I spent a total of four and a half minutes sitting down,
Before city park police scared me away.
The muscles in my legs had not yet adjusted,
And no longer could my wits be trusted.

Days later, from the Amtrak train, I viewed lush pastures,
Of cattle, horses and chickens grazing patiently.
Hard working Amish farmers reconfirmed my convictions,
Verifying my longing for moral jurisdictions.

Come goat, and nudge me in the morning,
Arouse me from my slumber instead of the fire engine.
I wanted meaning and community,
Over the apathy of cruel anonymity.

Simple animals, simple lifestyles, simple eating,
Would not have caused a single dimple in this template.
One could feel human again,
Rich in productivity, itching for proclivity.

Wordless choirs of communal nonexistence,
Spoke volumes of my inner subsistence,
Whenever I walked the streets of big shitties
Like New York or Salt Lake.

No more did I want to live in a city, living intermittently.
Some days being high, and some being low.
No more should this instability require my time.
Nothing less shall inquire my mind.

But alas, the last sidewalks were obliterated for more cars,
Streets became unpassable from endless traffic jams,
While endless road rage culminated
In the sheer gridlock of both mind and body.

Abandoning their cars was the final option,
After they realized that sitting for hours in traffic was insane.
It had created more stress, more inefficiency
And reduced positive thinking.

People soon walked again, biked again, breathed again.
Cities depopulated, in favor of local communities.
When the last shooting sprees occurred on the 405,
The auto industry’s setbacks were etched in pavement.

It had come down to this: there were just too many cars,
And not enough people to drive them!
It had seemed for the better half of two centuries,
Common sense had been replaced by utter folly.

Yet, from the pastoral, loving Amish countrysides,
Did this new paradigm shift occur.
When unlivable pollution finally overtook society,
The newfound shift was cult-inspired.

The idiocy of mankind, impaired with disillusionment,
Marked the grieving sighs of obese men and women.
When their bloated bodies were ejected from buses,
Radioactive flowers rose up, straining mother nature.

Phlegmatic conversations marked with imprudence
Were dispersed via genetically modified insects.
While all the while, university pedants dyed their beards,
Before finally succumbing to dystopia.

Their countless, didactic emissaries retracted.
Finalizing their 8th editions, their scientific studies
Couldn’t convince the cynical masses,
That the natural world had decided once and for all.
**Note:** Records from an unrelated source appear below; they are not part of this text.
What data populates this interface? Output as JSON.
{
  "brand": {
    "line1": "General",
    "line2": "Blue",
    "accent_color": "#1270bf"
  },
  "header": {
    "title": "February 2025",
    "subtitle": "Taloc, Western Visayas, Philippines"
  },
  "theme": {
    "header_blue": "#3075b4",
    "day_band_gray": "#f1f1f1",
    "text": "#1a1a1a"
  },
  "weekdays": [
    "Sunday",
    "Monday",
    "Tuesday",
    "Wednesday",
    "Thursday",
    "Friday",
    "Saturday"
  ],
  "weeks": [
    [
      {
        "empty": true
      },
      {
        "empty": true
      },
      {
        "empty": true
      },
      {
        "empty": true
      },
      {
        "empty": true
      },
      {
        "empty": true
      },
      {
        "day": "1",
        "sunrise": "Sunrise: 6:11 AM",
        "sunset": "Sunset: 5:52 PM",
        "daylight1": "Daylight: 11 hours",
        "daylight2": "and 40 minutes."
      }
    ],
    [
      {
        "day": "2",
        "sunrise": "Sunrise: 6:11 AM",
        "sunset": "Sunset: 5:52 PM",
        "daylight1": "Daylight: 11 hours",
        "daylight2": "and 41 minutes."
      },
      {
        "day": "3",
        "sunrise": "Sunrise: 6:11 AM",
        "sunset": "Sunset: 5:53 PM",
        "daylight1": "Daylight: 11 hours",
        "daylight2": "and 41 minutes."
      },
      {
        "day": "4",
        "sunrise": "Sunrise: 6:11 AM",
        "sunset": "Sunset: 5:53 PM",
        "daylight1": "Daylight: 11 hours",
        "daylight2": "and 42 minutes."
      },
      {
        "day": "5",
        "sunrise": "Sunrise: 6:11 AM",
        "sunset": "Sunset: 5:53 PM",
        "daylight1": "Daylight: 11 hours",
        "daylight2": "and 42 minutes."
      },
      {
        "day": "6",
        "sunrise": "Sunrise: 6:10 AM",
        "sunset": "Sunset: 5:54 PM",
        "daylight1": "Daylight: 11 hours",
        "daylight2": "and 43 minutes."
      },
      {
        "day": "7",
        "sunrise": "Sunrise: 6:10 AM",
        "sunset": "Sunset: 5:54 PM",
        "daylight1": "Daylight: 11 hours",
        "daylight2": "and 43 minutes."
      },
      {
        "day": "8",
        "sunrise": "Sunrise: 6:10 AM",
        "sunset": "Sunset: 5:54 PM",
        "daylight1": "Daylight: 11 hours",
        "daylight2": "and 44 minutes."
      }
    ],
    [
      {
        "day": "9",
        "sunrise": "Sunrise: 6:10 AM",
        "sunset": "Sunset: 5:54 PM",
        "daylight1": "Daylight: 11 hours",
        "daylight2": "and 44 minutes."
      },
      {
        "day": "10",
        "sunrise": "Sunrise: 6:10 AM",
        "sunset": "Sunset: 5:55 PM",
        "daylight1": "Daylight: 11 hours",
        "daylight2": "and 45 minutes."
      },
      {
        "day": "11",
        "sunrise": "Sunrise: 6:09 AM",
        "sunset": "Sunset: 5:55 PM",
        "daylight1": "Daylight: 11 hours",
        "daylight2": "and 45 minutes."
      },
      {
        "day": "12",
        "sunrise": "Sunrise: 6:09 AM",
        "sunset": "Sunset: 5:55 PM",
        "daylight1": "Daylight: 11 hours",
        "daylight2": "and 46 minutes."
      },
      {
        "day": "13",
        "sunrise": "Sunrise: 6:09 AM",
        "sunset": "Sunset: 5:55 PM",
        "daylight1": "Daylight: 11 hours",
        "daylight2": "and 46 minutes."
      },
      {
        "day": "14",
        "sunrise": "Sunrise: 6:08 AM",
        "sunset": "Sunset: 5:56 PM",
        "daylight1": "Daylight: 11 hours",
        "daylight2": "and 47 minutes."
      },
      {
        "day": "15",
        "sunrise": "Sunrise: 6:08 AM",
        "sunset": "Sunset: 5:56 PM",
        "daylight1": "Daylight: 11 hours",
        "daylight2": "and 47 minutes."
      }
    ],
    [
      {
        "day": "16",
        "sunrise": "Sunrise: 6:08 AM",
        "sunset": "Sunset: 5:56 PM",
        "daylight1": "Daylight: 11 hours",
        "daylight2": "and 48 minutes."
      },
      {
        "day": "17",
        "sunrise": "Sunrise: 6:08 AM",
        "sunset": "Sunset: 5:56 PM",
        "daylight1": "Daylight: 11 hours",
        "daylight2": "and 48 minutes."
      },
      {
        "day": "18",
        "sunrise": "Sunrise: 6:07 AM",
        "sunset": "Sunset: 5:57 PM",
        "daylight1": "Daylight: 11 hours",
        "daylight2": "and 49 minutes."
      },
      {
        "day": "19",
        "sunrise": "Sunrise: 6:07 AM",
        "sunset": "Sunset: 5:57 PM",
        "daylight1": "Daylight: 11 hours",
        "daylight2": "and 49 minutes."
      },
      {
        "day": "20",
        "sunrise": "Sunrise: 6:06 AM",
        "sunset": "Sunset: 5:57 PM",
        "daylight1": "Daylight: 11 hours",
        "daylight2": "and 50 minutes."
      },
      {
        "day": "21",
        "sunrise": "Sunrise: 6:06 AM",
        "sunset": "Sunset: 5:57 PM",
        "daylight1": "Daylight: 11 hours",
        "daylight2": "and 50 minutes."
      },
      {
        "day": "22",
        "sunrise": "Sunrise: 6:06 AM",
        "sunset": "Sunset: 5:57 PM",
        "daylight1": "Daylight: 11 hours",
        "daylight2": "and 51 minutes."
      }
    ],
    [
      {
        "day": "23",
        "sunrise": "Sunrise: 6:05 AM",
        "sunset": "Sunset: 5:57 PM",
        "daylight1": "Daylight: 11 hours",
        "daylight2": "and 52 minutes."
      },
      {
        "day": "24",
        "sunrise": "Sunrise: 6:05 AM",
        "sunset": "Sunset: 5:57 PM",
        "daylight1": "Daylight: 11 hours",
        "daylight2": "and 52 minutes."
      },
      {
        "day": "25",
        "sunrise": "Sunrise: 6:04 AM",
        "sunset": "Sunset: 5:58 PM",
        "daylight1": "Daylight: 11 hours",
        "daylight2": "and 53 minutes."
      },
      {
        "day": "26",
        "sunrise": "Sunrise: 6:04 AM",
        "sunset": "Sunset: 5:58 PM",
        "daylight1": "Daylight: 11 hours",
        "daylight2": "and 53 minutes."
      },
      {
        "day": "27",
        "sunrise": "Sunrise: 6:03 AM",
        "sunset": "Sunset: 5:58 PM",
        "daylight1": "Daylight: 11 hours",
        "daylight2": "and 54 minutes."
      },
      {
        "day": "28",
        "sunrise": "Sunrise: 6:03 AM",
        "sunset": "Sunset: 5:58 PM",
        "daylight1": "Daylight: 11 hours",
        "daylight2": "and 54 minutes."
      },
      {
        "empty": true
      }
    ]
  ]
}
From one city to another, I roamed
Ramming coin after coin into people’s palms.
I ran, with followers behind my back intending to suffocate me
In a parallel universe where I was well known.

Not until the cows of death, from which their teats
Milked my remaining brethren to kingdom come,
Did the fruits of my leisure knock me on the skull,
Dulling my damaged ego from decades of adulthood.

And the parade of clownish loons and anteaters,
Continued down the last open inches of rubbled road.
But I was already prepared for the true future slavery,
For my mind had been indoctrinated and upgraded.

The human cult I joined was based on the karma industry.
Now with New York Shitty gone for good,
The few hipsters that survived were my apostles,
After I re-taught them the fundamentals of human living.

Clandestine destiny awaited me in that after-time.
Words became empathized, birds sympathized,
While frolicking and rollicking, I severed myself
From the chlorinated aftereffects of lifelong shitty showers.